For those who love theology, the temptation can be strong to bypass the assembly’s historical context and to focus on interpreting and applying its doctrinal truths to the contemporary church. Grasping the historical context can be perceived as a necessary evil endured for the sake of appeasing church historians. However, understanding the historical context is integral, not incidental, for a full and robust interpretation, exposition, and application of the confessional, catechetical, and ecclesiastical documents that arose from the Westminster Assembly. Indeed, without an understanding of the assembly’s context, these confessional documents are easily misinterpreted, and the richest of components of these confessional formulations are certainly overlooked. This article will explore the historical context of the Westminster Assembly and end with three reasons why all those who draw on the standards and want to understand their theology should continue studying the assembly’s historical context.
POLITICAL CONTEXT OF THE ASSEMBLY
The Westminster Assembly took place after a decade of reform under King Charles I and Archbishop William Laud, who persecuted members of the Puritan movement. In 1637, Laud attempted to reform Scotland by mandating that the Scottish church utilize a new version of the Book of Common Prayer, which had been revised in a distinctly Roman Catholic direction. The people rebelled, and a full-blown Scottish revolution ensued. Unfortunately for Charles, his invasions in 1638 and 1639 failed as most of the soldiers were more sympathetic to the Scots than they were to the king. This forced Charles to call Parliament to raise an army to fight the Scots.

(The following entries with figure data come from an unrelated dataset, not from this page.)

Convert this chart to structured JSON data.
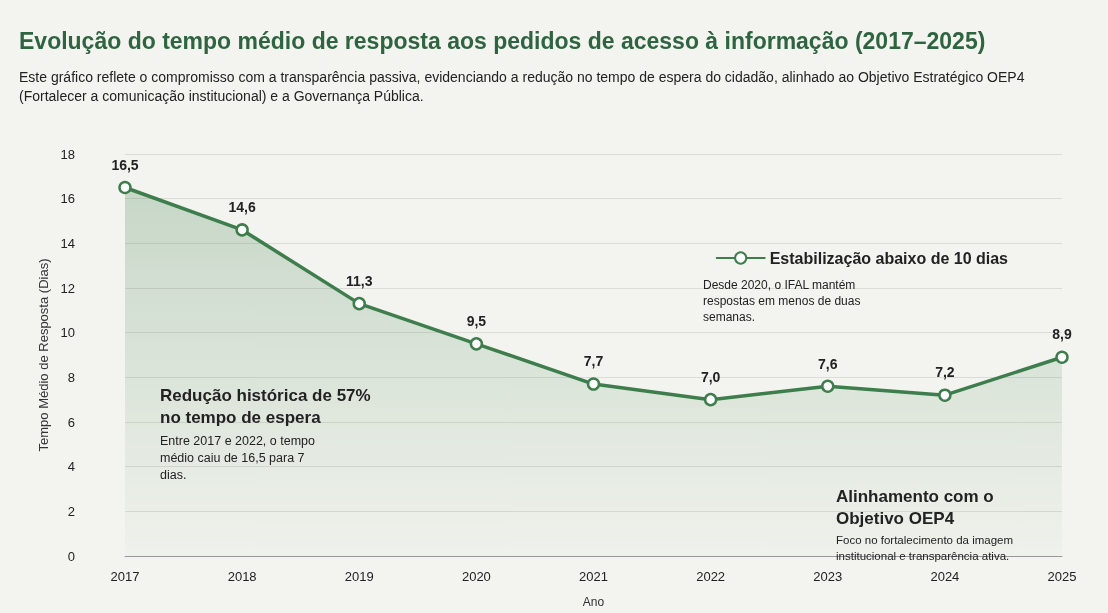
{
  "chart_data": {
    "type": "area",
    "title": "Evolução do tempo médio de resposta aos pedidos de acesso à informação (2017–2025)",
    "subtitle": "Este gráfico reflete o compromisso com a transparência passiva, evidenciando a redução no tempo de espera do cidadão, alinhado ao Objetivo Estratégico OEP4 (Fortalecer a comunicação institucional) e a Governança Pública.",
    "xlabel": "Ano",
    "ylabel": "Tempo Médio de Resposta (Dias)",
    "categories": [
      "2017",
      "2018",
      "2019",
      "2020",
      "2021",
      "2022",
      "2023",
      "2024",
      "2025"
    ],
    "series": [
      {
        "name": "Estabilização abaixo de 10 dias",
        "color": "#3e7d4c",
        "values": [
          16.5,
          14.6,
          11.3,
          9.5,
          7.7,
          7.0,
          7.6,
          7.2,
          8.9
        ],
        "value_labels": [
          "16,5",
          "14,6",
          "11,3",
          "9,5",
          "7,7",
          "7,0",
          "7,6",
          "7,2",
          "8,9"
        ]
      }
    ],
    "ylim": [
      0,
      18
    ],
    "yticks": [
      0,
      2,
      4,
      6,
      8,
      10,
      12,
      14,
      16,
      18
    ],
    "grid": "y",
    "legend": "right",
    "marker": "circle",
    "line_style": "solid",
    "annotations": [
      "Desde 2020, o IFAL mantém respostas em menos de duas semanas.",
      "Redução histórica de 57% no tempo de espera",
      "Entre 2017 e 2022, o tempo médio caiu de 16,5 para 7 dias.",
      "Alinhamento com o Objetivo OEP4",
      "Foco no fortalecimento da imagem institucional e transparência ativa."
    ]
  }
}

The fact that Charles called Parliament in the first place is a testimony to the direness of his situation. Indeed, Charles had not called Parliament, and thus he had ruled alone, for eleven years, a period known as the Personal Rule, after his dissolution of the 1629 Parliament because of its growing sympathy to Puritanism. After this suspension of Parliament, many Puritans left for New England in anticipation that Charles and his fellow anti-Calvinists were headed for a collision with Puritans. By 1640, however, the king had no money and was forced to call Parliament in an effective admission that the Personal Rule had failed. The recall of Parliament in 1640 was a disaster for the king, and the next Parliament was even worse for him, ending with a radical gathering demanding “root and branch” reform of the church and state.

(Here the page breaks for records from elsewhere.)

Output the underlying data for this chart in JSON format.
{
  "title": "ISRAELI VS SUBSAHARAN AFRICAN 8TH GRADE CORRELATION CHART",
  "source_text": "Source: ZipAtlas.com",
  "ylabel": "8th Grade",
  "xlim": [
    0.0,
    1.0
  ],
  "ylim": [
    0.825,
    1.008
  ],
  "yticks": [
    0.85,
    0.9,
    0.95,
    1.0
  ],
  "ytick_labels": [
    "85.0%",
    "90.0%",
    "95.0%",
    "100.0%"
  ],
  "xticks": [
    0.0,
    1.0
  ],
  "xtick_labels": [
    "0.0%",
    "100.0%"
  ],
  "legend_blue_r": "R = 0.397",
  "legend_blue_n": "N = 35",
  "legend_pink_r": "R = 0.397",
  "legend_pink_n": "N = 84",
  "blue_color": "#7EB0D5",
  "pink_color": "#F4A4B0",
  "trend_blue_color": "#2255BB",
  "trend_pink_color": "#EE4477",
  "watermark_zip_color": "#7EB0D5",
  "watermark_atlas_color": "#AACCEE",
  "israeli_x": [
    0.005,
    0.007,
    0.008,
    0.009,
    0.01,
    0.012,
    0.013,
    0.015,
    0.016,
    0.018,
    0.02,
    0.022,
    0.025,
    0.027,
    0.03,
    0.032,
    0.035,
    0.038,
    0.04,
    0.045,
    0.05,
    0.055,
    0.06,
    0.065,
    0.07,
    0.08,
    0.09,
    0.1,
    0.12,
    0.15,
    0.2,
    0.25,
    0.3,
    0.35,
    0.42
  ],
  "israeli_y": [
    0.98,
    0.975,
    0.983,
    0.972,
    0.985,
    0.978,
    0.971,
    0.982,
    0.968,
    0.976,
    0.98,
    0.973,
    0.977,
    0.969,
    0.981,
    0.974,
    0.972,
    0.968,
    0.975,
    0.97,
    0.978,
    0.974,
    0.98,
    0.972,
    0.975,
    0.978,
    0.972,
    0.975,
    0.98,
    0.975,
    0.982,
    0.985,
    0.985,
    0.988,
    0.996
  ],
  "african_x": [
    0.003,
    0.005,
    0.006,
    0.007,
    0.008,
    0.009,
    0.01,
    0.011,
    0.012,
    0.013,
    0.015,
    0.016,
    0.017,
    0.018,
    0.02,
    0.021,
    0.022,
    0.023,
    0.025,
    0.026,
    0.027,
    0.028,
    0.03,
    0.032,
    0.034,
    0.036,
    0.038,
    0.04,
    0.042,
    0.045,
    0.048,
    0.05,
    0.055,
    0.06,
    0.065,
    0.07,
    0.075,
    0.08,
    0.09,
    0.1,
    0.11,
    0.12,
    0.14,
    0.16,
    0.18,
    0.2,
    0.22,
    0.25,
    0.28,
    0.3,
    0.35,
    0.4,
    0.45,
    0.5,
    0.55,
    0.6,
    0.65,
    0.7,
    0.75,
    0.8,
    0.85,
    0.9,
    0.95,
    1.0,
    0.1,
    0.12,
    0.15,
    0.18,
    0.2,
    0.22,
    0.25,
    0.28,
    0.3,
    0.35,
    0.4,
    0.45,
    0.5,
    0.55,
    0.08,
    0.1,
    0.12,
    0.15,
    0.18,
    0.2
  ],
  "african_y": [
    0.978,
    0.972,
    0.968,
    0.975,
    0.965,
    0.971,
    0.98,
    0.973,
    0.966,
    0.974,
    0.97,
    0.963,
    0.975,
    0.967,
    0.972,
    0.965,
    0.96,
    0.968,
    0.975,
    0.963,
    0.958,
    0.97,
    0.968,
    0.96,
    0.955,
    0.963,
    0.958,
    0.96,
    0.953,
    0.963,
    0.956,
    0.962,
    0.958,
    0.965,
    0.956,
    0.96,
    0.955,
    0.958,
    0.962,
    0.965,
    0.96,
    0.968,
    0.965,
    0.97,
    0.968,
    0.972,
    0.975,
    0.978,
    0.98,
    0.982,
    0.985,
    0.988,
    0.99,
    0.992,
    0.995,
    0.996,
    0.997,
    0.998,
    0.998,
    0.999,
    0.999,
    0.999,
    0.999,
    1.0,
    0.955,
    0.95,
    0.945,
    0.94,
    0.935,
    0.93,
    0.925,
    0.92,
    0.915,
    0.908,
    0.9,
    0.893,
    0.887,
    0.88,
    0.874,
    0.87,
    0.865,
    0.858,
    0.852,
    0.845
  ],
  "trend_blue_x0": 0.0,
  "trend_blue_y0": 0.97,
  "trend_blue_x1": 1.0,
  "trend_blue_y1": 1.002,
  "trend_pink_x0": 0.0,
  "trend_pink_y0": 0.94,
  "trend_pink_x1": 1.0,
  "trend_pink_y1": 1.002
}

In 1641, Archbishop Laud was arrested and put on trial. In January 1642, Charles fled from London to Oxford after a series of unsuccessful attempts to seize political control of the country. This geographical departure effectively reinforced, and opened up physical space between, the two parties. Surrendering London, the political stronghold, to their enemies had devastating implications for Charles and his Royalist supporters. Although war was now likely, it was obvious that the Royalists were in a weaker position. Men and money were on Parliament’s side, and the New Model Army led by Oliver Cromwell was dominant over Royalist forces. By January 1647, Charles was captured and in the custody of Parliament. While the king had been apprehended, there was significant division over what to do next. Some demanded that he be executed, while others wanted a compromise. The stalemate was finally resolved on December 6, 1648, when New Model Army soldiers prevented eighty-five members of Parliament who were against the execution of the king from entering the House of Commons (an event known as Pride’s Purge), effectively guaranteeing Charles’ fate. He was tried for treason and beheaded on January 30, 1649. To date, he is the only English monarch ever to be executed.